Jangan Buang Sampah Dapur! 4 Langkah Mudah Ini Membantumu Membuat Pupuk Kompos

·Bacaan 2 menit

Fimela.com, Jakarta Bagi Sahabat Fimela yang baru mengenal pengomposan, atau mereka yang hanya ingin meningkatkan tumpukan kompos yang ada perlu mengetahui bahwa sampah dapur dapat diolah menjadi pupuk kompos. Selain lebih ramah lingkungkan, ini juga bermanfaat untuk memberikan nutrisi pada tanaman. Berikut ini adalah beberapa cara yang dapat membantumu untuk membuat pupuk kompos sendiri di rumah.

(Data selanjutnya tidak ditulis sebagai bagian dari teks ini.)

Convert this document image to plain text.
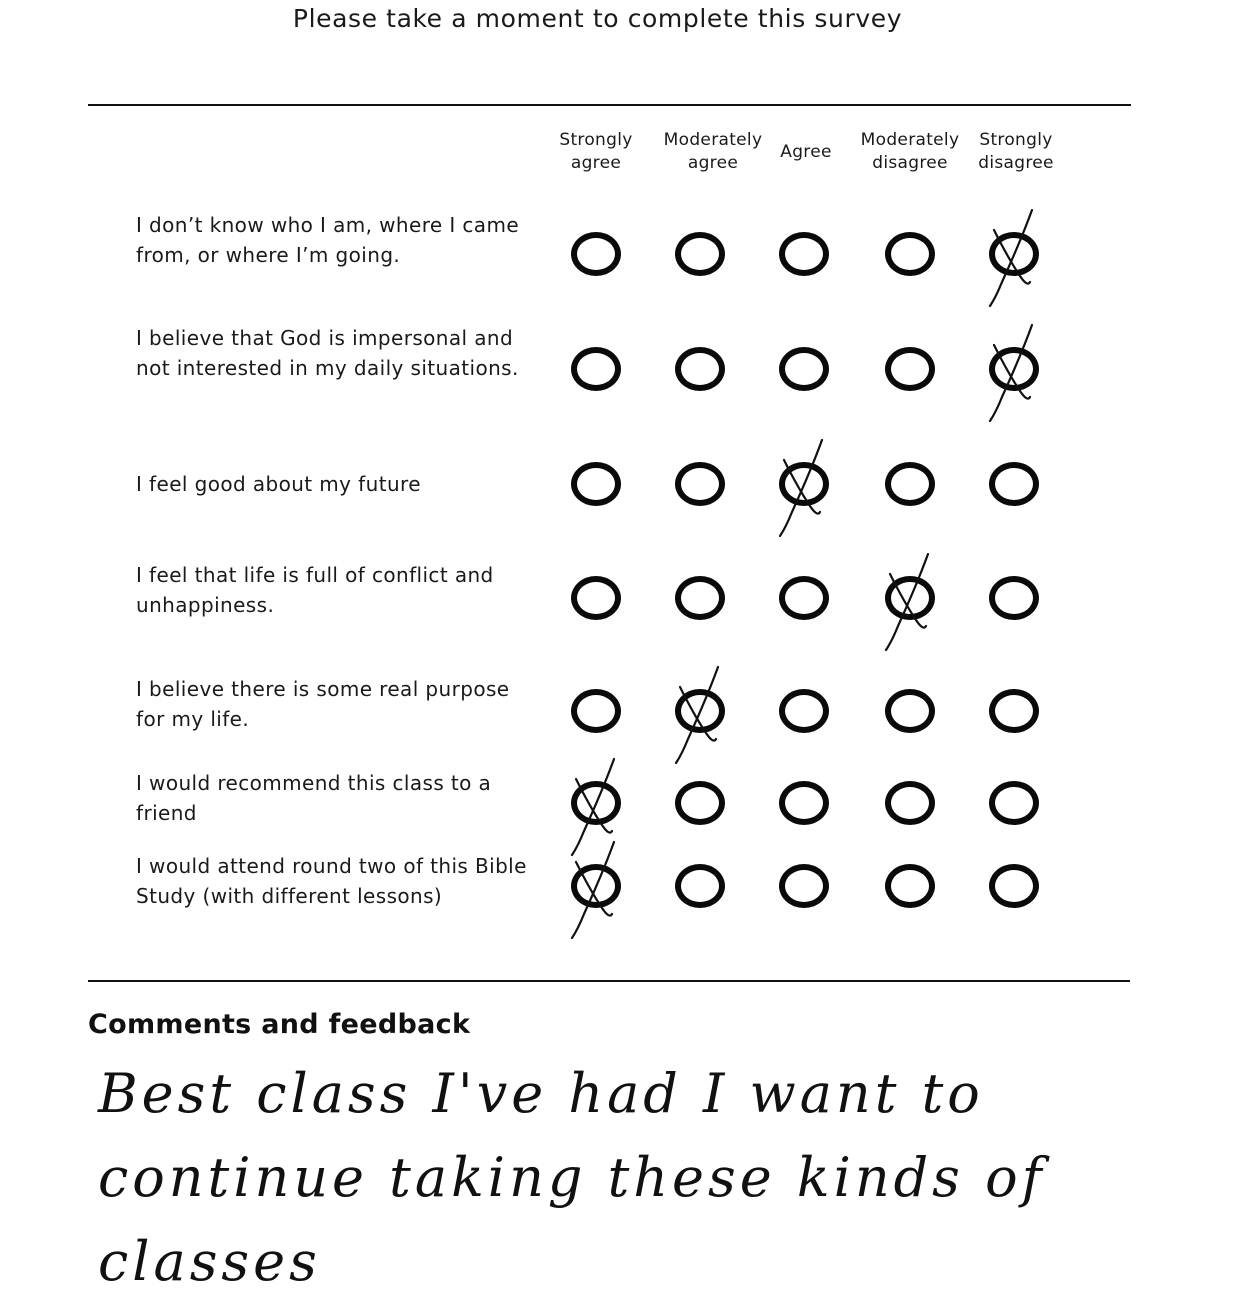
Please take a moment to complete this survey
Strongly
agree
Moderately
agree
Agree
Moderately
disagree
Strongly
disagree
I don’t know who I am, where I came from, or where I’m going.
I believe that God is impersonal and not interested in my daily situations.
I feel good about my future
I feel that life is full of conflict and unhappiness.
I believe there is some real purpose for my life.
I would recommend this class to a friend
I would attend round two of this Bible Study (with different lessons)
Comments and feedback
Best class I've had I want to continue taking these kinds of classes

Memilah dan Memilih Sampah

Sampah tergolong menjadi dua yaitu sampah organik dan anorganik. Sampah organik adalah sampah yang dihasilkan dari makhluk hidup seperti hewan dan tumbuhan. Sedangkan sampah anorganik yaitu sampah yang dihasilkan dari bahan-bahan non-hayati. Untuk membuat pupuk kompos yang pertama kali dilakukan adalah pilih sampah sesui dengan jenisnya. Sendirikan antara sampah organik dan anorganik. Sampah yang dapat dijadikan pupuk yaitu sampah organik. Cincang sampah organik, menjadi ukuran yang lebih kecil.

Siapkan Wadah untuk Pengomposan

Siapakna wadah untuk melakukan pengomposan. Pengomposan dapat dilakukan dengan menggunakan drum atau menggali lubang di tanah. Jika menggunakan drum, baiknya berikan celah pada beberapa titik bagian bawah drum. Usahakan drum tidak bersentuhan langsung dengan tanah, supaya tidak terkena air.

Mulai Pengomposan

Ilustrasi/copyrightshutterstock/sasirin pamai
Ilustrasi/copyrightshutterstock/sasirin pamai

Masukkan semua sampah organik kedalam wadah tersebut, tambahkan EM4 untuk membantu proses pembusukan supaya lebih cepat. Tutup drum menggunakan alumunium foil, atau kresek hitam, supaya menghasilkan udara yang panas di dalam drum. Tunggu beberapa hari hingga kompos terurai. Jika hendak membuat kompos lagi, sebaiknya campurkan sampah organik yang baru dengan pupuk yang sudah jadi tanpa harus menambahkan bahan EM4. Serta aduk kompos setiap seminggu sekali.

Kompos Siap Digunakan

Kompos yang sudah memasuki waktu 5-6 minggu sudah dapat digunakan untuk pupuk. Patikan semua bahan mengalami penguraian yang sempurna tanpa menyisakan bau busuk yang menyengt. Kompos yang telah jadi memiliki tektur seperti tanah berwarna kecokelatan. Supaya lebih awet wadahi kompos dengan plastik. Jika digunakan langsung, campurkan kompos dengan tanah lalu gunakan untuk menanam tanaman.

Untuk menjaga lingkungan dari limbah, ada baiknya untuk mendaur ulang sampah dengan barang-barang yang bermanfaat. Hal ini dilakukan untuk kelangsungan hidup makhluk hidup dan menjaga bumi dari kerusakan.